Originally Posted by
sdsearch
Of course, Starwood (will have been) the hotel program with the second-worst "footprint" of the majors, and Hyatt is (and will remain) the worst "footprint" of the majors.
And that poorer "footprint" is one of the major reasons why Hyatt (and SPG up until the near future) can afford to have a program that way bigger hotel families don't feel they can. They need something to attract people to make up for that poorer "footprint".
It's true that Marriott and Hilton have much larger "footprints" because they have many more properties overall.

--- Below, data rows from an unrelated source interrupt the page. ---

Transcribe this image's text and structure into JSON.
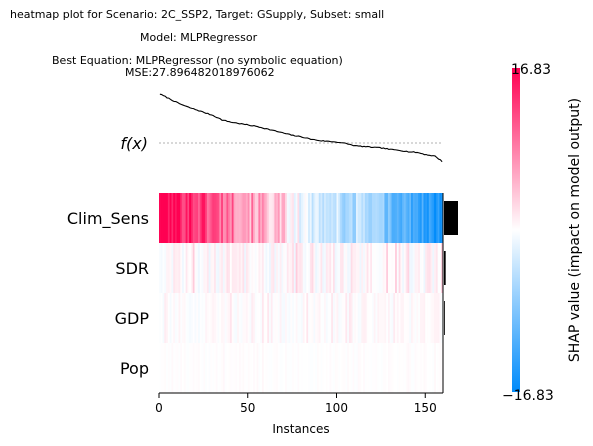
{
  "title_lines": [
    "heatmap plot for Scenario: 2C_SSP2, Target: GSupply, Subset: small",
    "Model: MLPRegressor",
    "Best Equation: MLPRegressor (no symbolic equation)",
    "MSE:27.896482018976062"
  ],
  "chart_data": {
    "type": "heatmap",
    "fx_label": "f(x)",
    "xlabel": "Instances",
    "x_ticks": [
      0,
      50,
      100,
      150
    ],
    "n_instances": 160,
    "features": [
      "Clim_Sens",
      "SDR",
      "GDP",
      "Pop"
    ],
    "feature_importance": [
      1.0,
      0.12,
      0.06,
      0.02
    ],
    "colorbar": {
      "max_label": "16.83",
      "min_label": "−16.83",
      "vmin": -16.83,
      "vmax": 16.83,
      "label": "SHAP value (impact on model output)",
      "colors": {
        "negative": "#008bfb",
        "neutral": "#ffffff",
        "positive": "#ff0052"
      }
    },
    "fx_curve_nodes": [
      [
        0,
        1.0
      ],
      [
        5,
        0.94
      ],
      [
        10,
        0.88
      ],
      [
        15,
        0.83
      ],
      [
        20,
        0.79
      ],
      [
        25,
        0.75
      ],
      [
        30,
        0.71
      ],
      [
        35,
        0.65
      ],
      [
        40,
        0.62
      ],
      [
        45,
        0.6
      ],
      [
        50,
        0.58
      ],
      [
        55,
        0.56
      ],
      [
        60,
        0.53
      ],
      [
        65,
        0.5
      ],
      [
        70,
        0.47
      ],
      [
        75,
        0.44
      ],
      [
        80,
        0.42
      ],
      [
        85,
        0.39
      ],
      [
        90,
        0.37
      ],
      [
        95,
        0.36
      ],
      [
        100,
        0.35
      ],
      [
        105,
        0.33
      ],
      [
        110,
        0.3
      ],
      [
        115,
        0.29
      ],
      [
        120,
        0.28
      ],
      [
        125,
        0.27
      ],
      [
        130,
        0.25
      ],
      [
        135,
        0.24
      ],
      [
        140,
        0.22
      ],
      [
        145,
        0.21
      ],
      [
        150,
        0.18
      ],
      [
        155,
        0.16
      ],
      [
        159,
        0.09
      ]
    ]
  }
}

However, that can be a false narrative for anyone looking mostly in major cities (where even Starwood's 2500+ properties or coming properties can compete)...or in the major holiday destinations around the world (where Starwood is as well situated as the bigger chains)...or, in particular, in the luxury segment (where Starwood's St Regis, Lixury Collection, and W properties total 255+ and exceed in absolute number whatever Marriott and Hilton offer and far exceed Marriott or Hilton for properties considered aspirational by those who regularly stay at luxury hotels.

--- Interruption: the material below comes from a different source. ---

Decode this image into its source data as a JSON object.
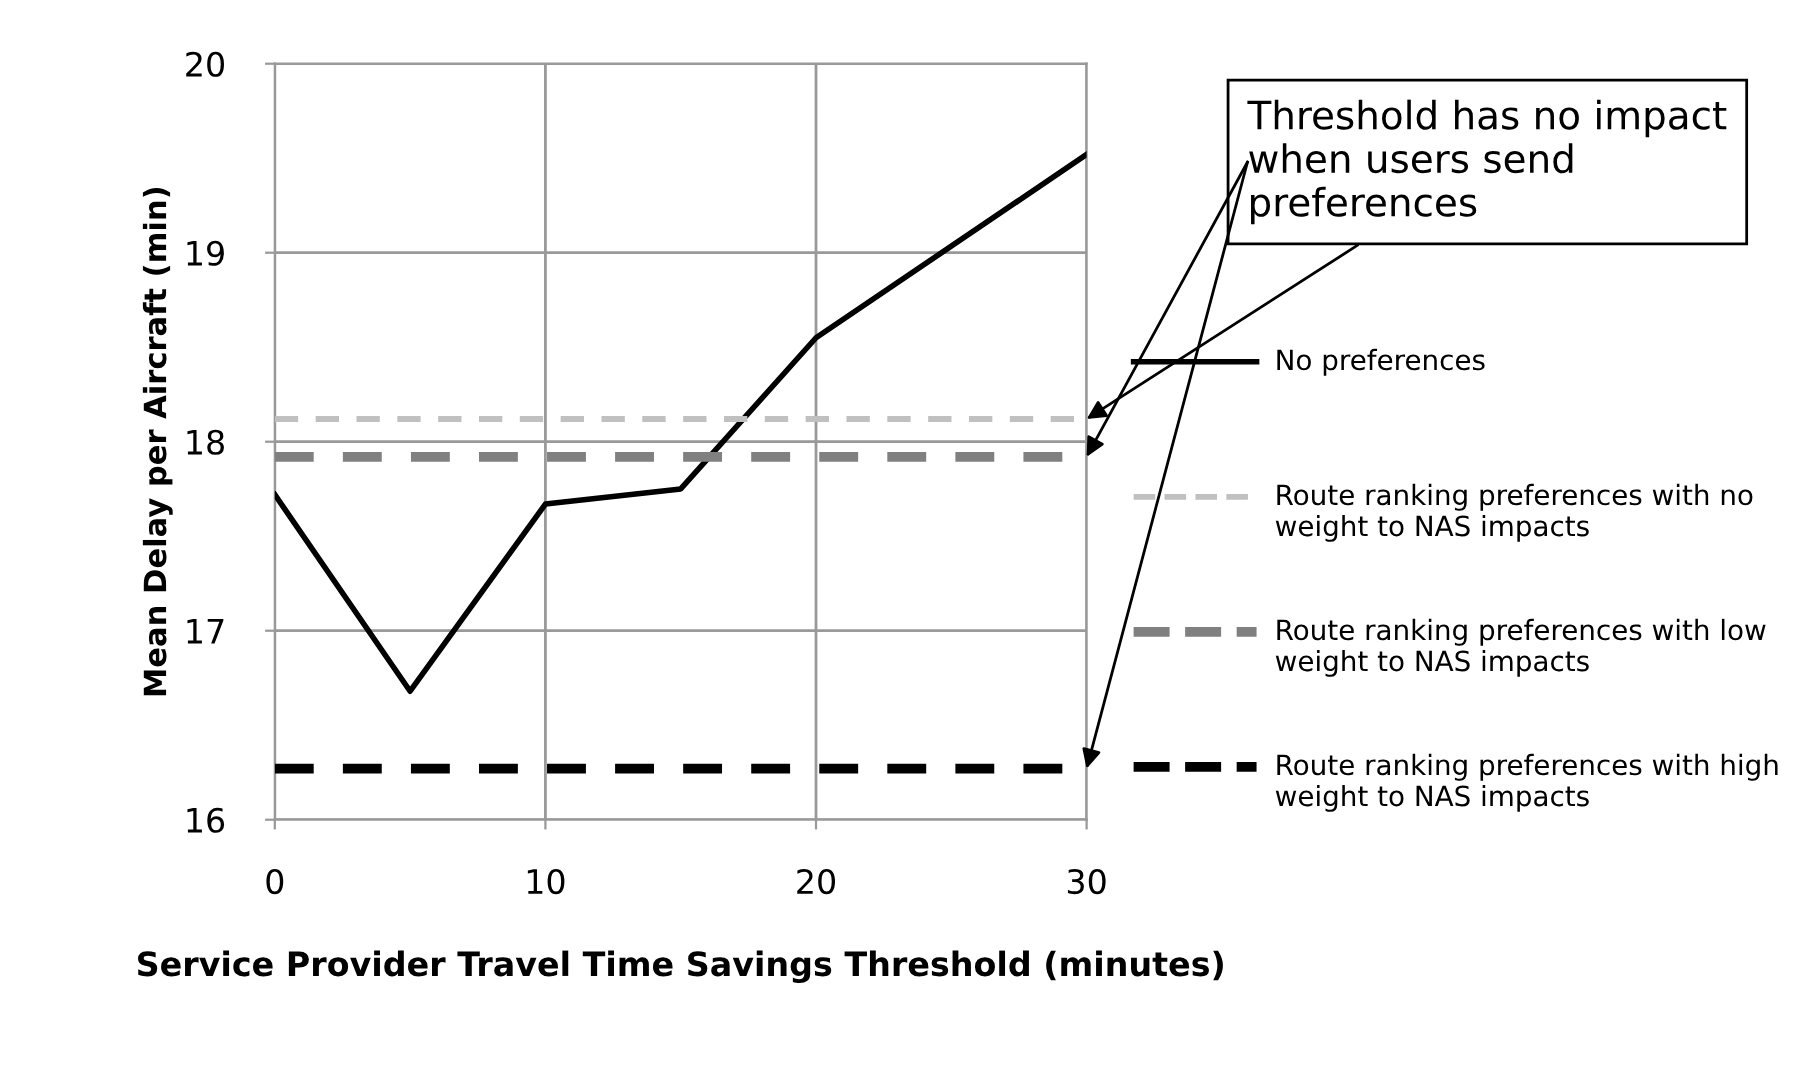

Consider that over 3/4 of Marriott's portfolio has been less than upscale...while almost 90% of Starwood's portfolio is upscale or better. Hilton has an even greater proportion of less than upscale properties, and IHG is even greater. If you're looking for cheaper hotels, those chains serve you well...but not for nicer hotels. Marriott will remedy that with the addition of Starwood, of course...but that won't really make a difference until 2018 when the programs merge.